Tout casser

C’est devenu une habitude. Les lendemains de hockey ressemblent à des matins de guerre civile. Vitrines fracassées, magasins pillés, voitures incendiées, rues transformées en poubelles à ciel ouvert,… Ce qui devait être une fête tourne invariablement au cauchemar.

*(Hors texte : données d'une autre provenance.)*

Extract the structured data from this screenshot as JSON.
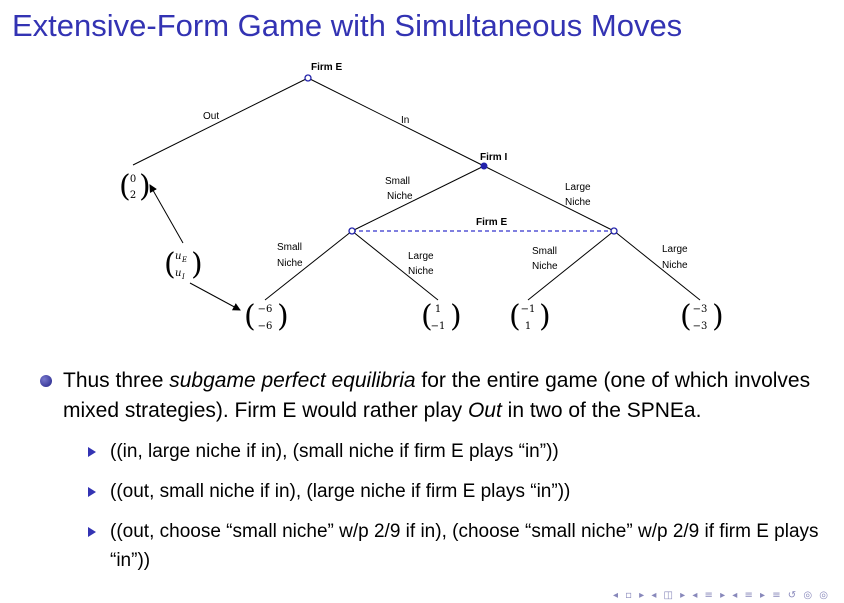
{
  "title": "Extensive-Form Game with Simultaneous Moves",
  "tree": {
    "root_label": "Firm E",
    "out_label": "Out",
    "in_label": "In",
    "firm_i_label": "Firm I",
    "firm_e_info_label": "Firm E",
    "small_niche": [
      "Small",
      "Niche"
    ],
    "large_niche": [
      "Large",
      "Niche"
    ],
    "payoff_out": [
      "0",
      "2"
    ],
    "legend": [
      "u",
      "E",
      "u",
      "I"
    ],
    "payoffs": [
      [
        "−6",
        "−6"
      ],
      [
        "1",
        "−1"
      ],
      [
        "−1",
        "1"
      ],
      [
        "−3",
        "−3"
      ]
    ],
    "colors": {
      "info_set": "#3333cc",
      "nodes": "#2222aa"
    }
  },
  "bullet": {
    "text_1": "Thus three ",
    "emph_1": "subgame perfect equilibria",
    "text_2": " for the entire game (one of which involves mixed strategies). Firm E would rather play ",
    "emph_2": "Out",
    "text_3": " in two of the SPNEa."
  },
  "sub_items": [
    "((in, large niche if in), (small niche if firm E plays “in”))",
    "((out, small niche if in), (large niche if firm E plays “in”))",
    "((out, choose “small niche” w/p 2/9 if in), (choose “small niche” w/p 2/9 if firm E plays “in”))"
  ],
  "nav_icons": "◂ ▫ ▸ ◂ ◫ ▸ ◂ ≡ ▸ ◂ ≡ ▸ ≡ ↺ ◎ ◎",
  "accent": "#3333b3"
}
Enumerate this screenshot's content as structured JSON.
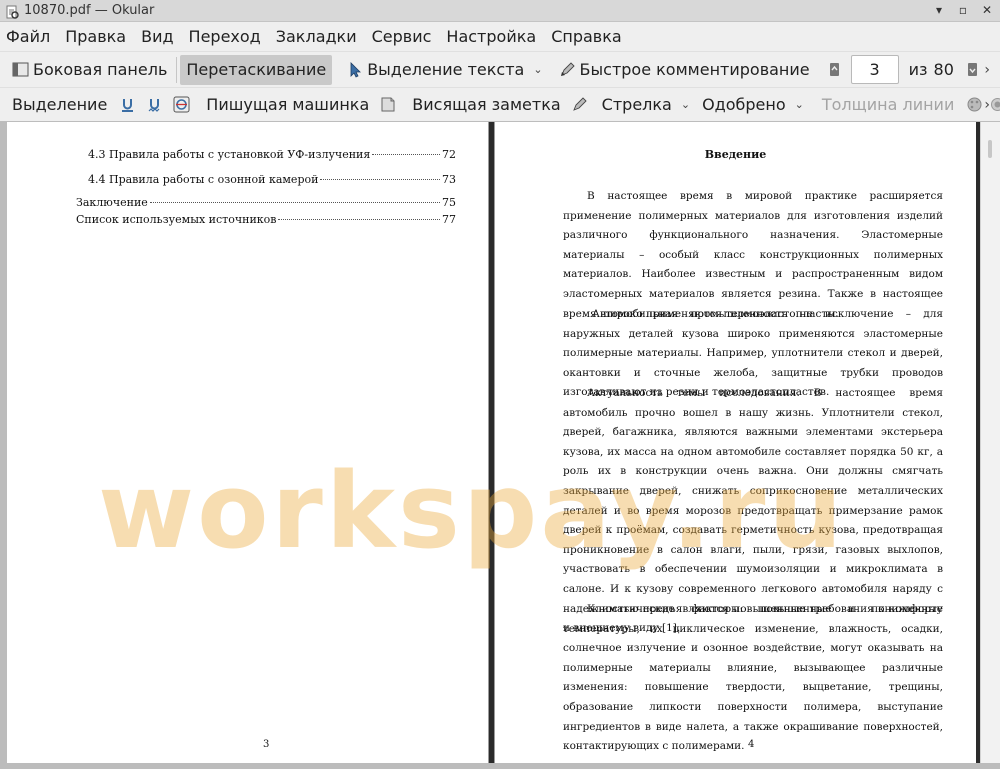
{
  "window": {
    "title": "10870.pdf  — Okular"
  },
  "menu": [
    "Файл",
    "Правка",
    "Вид",
    "Переход",
    "Закладки",
    "Сервис",
    "Настройка",
    "Справка"
  ],
  "toolbar1": {
    "sidebar": "Боковая панель",
    "drag": "Перетаскивание",
    "text_select": "Выделение текста",
    "quick_comment": "Быстрое комментирование",
    "page_current": "3",
    "page_of": "из",
    "page_total": "80"
  },
  "toolbar2": {
    "select": "Выделение",
    "typewriter": "Пишущая машинка",
    "sticky_note": "Висящая заметка",
    "arrow": "Стрелка",
    "stamp": "Одобрено",
    "line_width": "Толщина линии"
  },
  "page_left": {
    "toc": [
      {
        "text": "4.3 Правила работы с установкой УФ-излучения",
        "page": "72"
      },
      {
        "text": "4.4 Правила работы с озонной камерой",
        "page": "73"
      },
      {
        "text": "Заключение",
        "page": "75"
      },
      {
        "text": "Список используемых источников",
        "page": "77"
      }
    ],
    "number": "3"
  },
  "page_right": {
    "heading": "Введение",
    "paragraphs": [
      "В настоящее время в мировой практике расширяется применение полимерных материалов для изготовления изделий различного функционального назначения. Эластомерные материалы – особый класс конструкционных полимерных материалов. Наиболее известным и распространенным видом эластомерных материалов является резина. Также в настоящее время широко применяются термоэластопласты.",
      "Автомобильная промышленность не исключение – для наружных деталей кузова широко применяются эластомерные полимерные материалы. Например, уплотнители стекол и дверей, окантовки и сточные желоба, защитные трубки проводов изготавливают из резин и термоэластопластов.",
      "Актуальность темы исследования. В настоящее время автомобиль прочно вошел в нашу жизнь. Уплотнители стекол, дверей, багажника, являются важными элементами экстерьера кузова, их масса на одном автомобиле составляет порядка 50 кг, а роль их в конструкции очень важна. Они должны смягчать закрывание дверей, снижать соприкосновение металлических деталей и во время морозов предотвращать примерзание рамок дверей к проёмам, создавать герметичность кузова, предотвращая проникновение в салон влаги, пыли, грязи, газовых выхлопов, участвовать в обеспечении шумоизоляции и микроклимата в салоне. И к кузову современного легкового автомобиля наряду с надежностью предъявляются повышенные требования к комфорту и внешнему виду [1].",
      "Климатические факторы: повышенные и пониженные температуры, их циклическое изменение, влажность, осадки, солнечное излучение и озонное воздействие, могут оказывать на полимерные материалы влияние, вызывающее различные изменения: повышение твердости, выцветание, трещины, образование липкости поверхности полимера, выступание ингредиентов в виде налета, а также окрашивание поверхностей, контактирующих с полимерами."
    ],
    "number": "4"
  },
  "watermark": "workspay.ru"
}
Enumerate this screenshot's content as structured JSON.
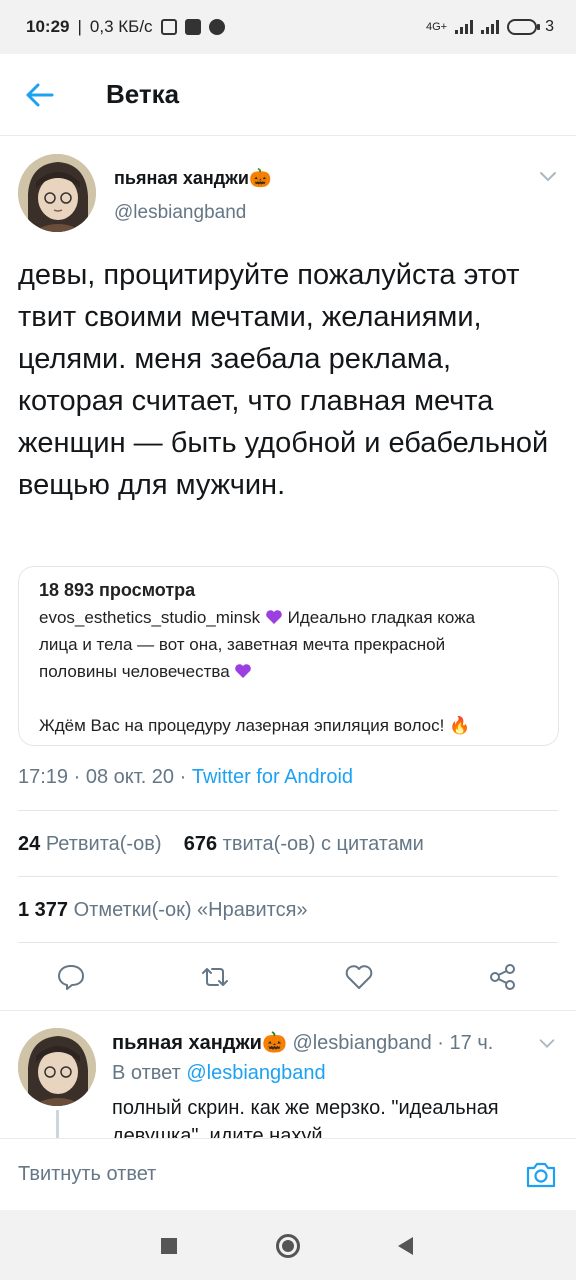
{
  "status_bar": {
    "time": "10:29",
    "speed": "0,3 КБ/с",
    "network": "4G+",
    "battery": "3"
  },
  "header": {
    "title": "Ветка"
  },
  "tweet": {
    "author_name": "пьяная ханджи🎃",
    "author_handle": "@lesbiangband",
    "text": "девы, процитируйте пожалуйста этот твит своими мечтами, желаниями, целями. меня заебала реклама, которая считает, что главная мечта женщин — быть удобной и ебабельной вещью для мужчин.",
    "quote": {
      "views": "18 893 просмотра",
      "username": "evos_esthetics_studio_minsk",
      "line1": "Идеально гладкая кожа",
      "line2": "лица и тела — вот она, заветная мечта прекрасной",
      "line3": "половины человечества",
      "line4": "Ждём Вас на процедуру лазерная эпиляция волос! 🔥"
    },
    "time": "17:19",
    "date": "08 окт. 20",
    "source": "Twitter for Android",
    "retweets_count": "24",
    "retweets_label": "Ретвита(-ов)",
    "quotes_count": "676",
    "quotes_label": "твита(-ов) с цитатами",
    "likes_count": "1 377",
    "likes_label": "Отметки(-ок) «Нравится»"
  },
  "reply": {
    "author_name": "пьяная ханджи🎃",
    "author_handle": "@lesbiangband",
    "age": "17 ч.",
    "replying_label": "В ответ",
    "replying_to": "@lesbiangband",
    "text": "полный скрин. как же мерзко. \"идеальная девушка\", идите нахуй"
  },
  "composer": {
    "placeholder": "Твитнуть ответ"
  },
  "colors": {
    "accent": "#1da1f2",
    "secondary_text": "#657786",
    "border": "#e1e8ed"
  },
  "icons": {
    "back": "arrow-left-icon",
    "chevron": "chevron-down-icon",
    "reply": "reply-icon",
    "retweet": "retweet-icon",
    "like": "heart-icon",
    "share": "share-icon",
    "camera": "camera-icon"
  }
}
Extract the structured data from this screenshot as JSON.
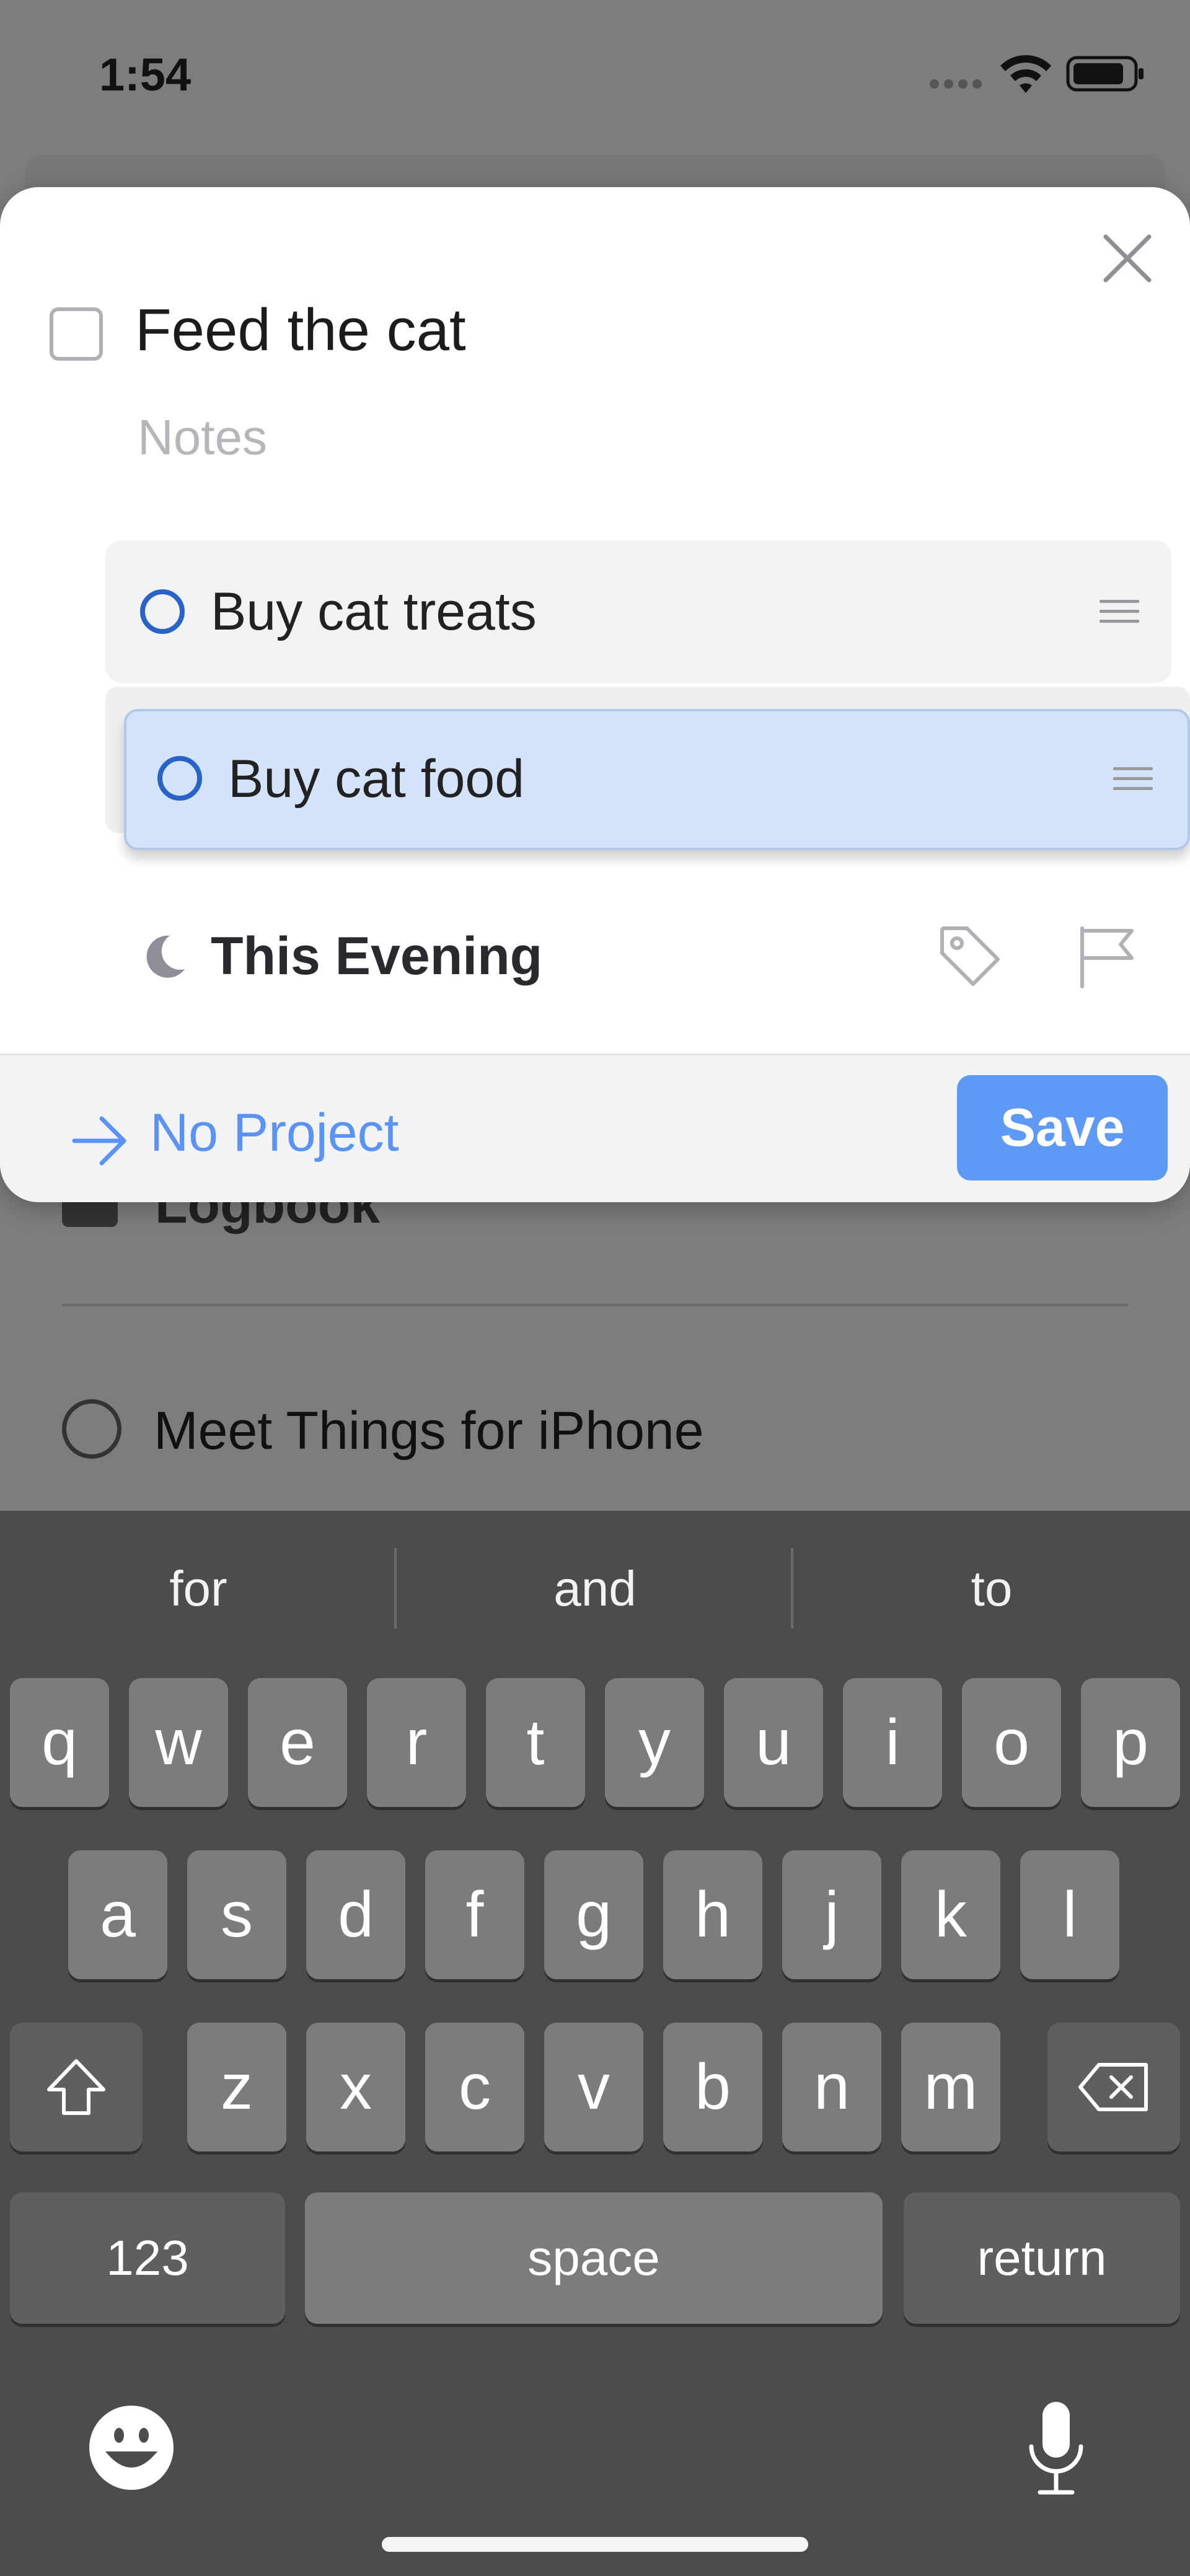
{
  "status_bar": {
    "time": "1:54"
  },
  "background": {
    "logbook_label": "Logbook",
    "todo_label": "Meet Things for iPhone"
  },
  "task": {
    "title": "Feed the cat",
    "notes_placeholder": "Notes"
  },
  "checklist": {
    "items": [
      {
        "label": "Buy cat treats",
        "state": "idle"
      },
      {
        "label": "Buy cat food",
        "state": "dragging"
      }
    ]
  },
  "when": {
    "label": "This Evening"
  },
  "footer": {
    "project_label": "No Project",
    "save_label": "Save"
  },
  "keyboard": {
    "suggestions": [
      "for",
      "and",
      "to"
    ],
    "rows": [
      [
        "q",
        "w",
        "e",
        "r",
        "t",
        "y",
        "u",
        "i",
        "o",
        "p"
      ],
      [
        "a",
        "s",
        "d",
        "f",
        "g",
        "h",
        "j",
        "k",
        "l"
      ],
      [
        "z",
        "x",
        "c",
        "v",
        "b",
        "n",
        "m"
      ]
    ],
    "numbers_label": "123",
    "space_label": "space",
    "return_label": "return"
  },
  "colors": {
    "accent_blue": "#5e9af5",
    "checklist_ring": "#2a63c8",
    "drag_highlight": "#d3e3fb",
    "keyboard_bg": "#4b4c4c"
  }
}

Vous vous étonnez encore? La police est débordée? Les autorités sont prises de court? Les vrais amateurs de hockey sont consternés qu’on parle plus de casse que de Coupe? Les téléspectateurs sont navrés de voir les caméramans qui ne savent plus où donner de la caméra en quête d’images chocs et les envoyés spéciaux qui se gargarisent à la moindre poubelle en flamme?

Tant qu’il y aura des brutes épaisses et des vandales sanguinaires sur la glace, le peuple des partisans ne pourra pas faire autrement que de rejouer dans la réalité le triste spectacle de la violence gratuite qu’il aura vu à répétition sur son écran de télévision.

Mercredi, après la défaite de leur équipe préférée face aux Bruins de Boston, des supporters en colère des Canucks de Vancouver (ça y est, je fais des vers sans en avoir l’air comme Charles Tisseyre à Planète Terre) n’ont pas pu faire autrement que de singer les gestes disgracieux qu’ils ont vu en direct, revu au ralenti et rerevu en reprise. Les commentateurs à la petite semaine des réseaux de télé, les navrants gérants d’estrades professionnels et autres «journalistes» sportifs diplômés n’ont pas le recul nécessaire et le bagage suffisant pour calmer le jeu, apaiser le courroux et remettre les choses en perspectives.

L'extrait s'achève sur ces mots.